On an EC2 m1.large, with an AVG CPU Utilization graph such as this:

enter image description here

how is is possible that the load average is greater than the number of EC2 Compute Units (4) ?

cat /proc/loadavg
5.78 5.57 5.44 1/188 9388

Solution 1:

Load average is not bound to the maximum of the number of the compute units. The load average is a measurement of the number of processes running or waiting to run. If your load average is higher than the number of compute units, that means that there is a queue of processes waiting to run.

Now, in your case, you show a graph of CPU utilization. All well and good - but what that indicates is that you have processes waiting on something else other than CPU time. This is almost always I/O, and most commonly disk I/O. If you look at top, you will probably see a lot of time spent in the 'wa' state.

top is a good next place to look to figure out why your systems are overloaded.

Solution 2:

Ok, you have a couple of fundamental misunderstandings here.

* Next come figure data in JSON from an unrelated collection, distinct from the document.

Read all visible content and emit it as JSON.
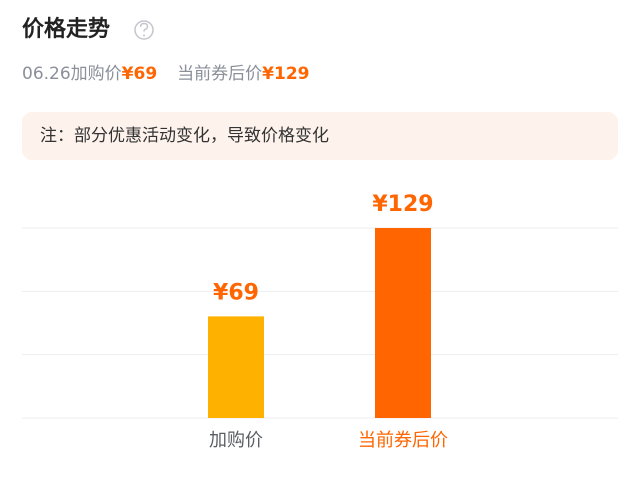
{
  "header": {
    "title": "价格走势",
    "summary": [
      {
        "label": "06.26加购价",
        "price": "¥69"
      },
      {
        "label": "当前券后价",
        "price": "¥129"
      }
    ]
  },
  "note": "注：部分优惠活动变化，导致价格变化",
  "chart_data": {
    "type": "bar",
    "categories": [
      "加购价",
      "当前券后价"
    ],
    "values": [
      69,
      129
    ],
    "value_labels": [
      "¥69",
      "¥129"
    ],
    "colors": [
      "#ffb100",
      "#ff6500"
    ],
    "label_colors": [
      "#5a5f66",
      "#ff6500"
    ],
    "ylim": [
      0,
      129
    ],
    "grid": true
  }
}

First, EC2 compute units are not analogous to the number of CPU cores. Rather, they're an abstracted representation of the relative CPU performance available. The m1.large has two CPU cores available.

Second, when the load average number exceeds the number of cores available, generally speaking, this indicates that processes are queuing up, waiting for something - typically either CPU cycles or IO. Stated differently, they're having to wait in line...

In general you don't want your load average to exceed the number of cores available.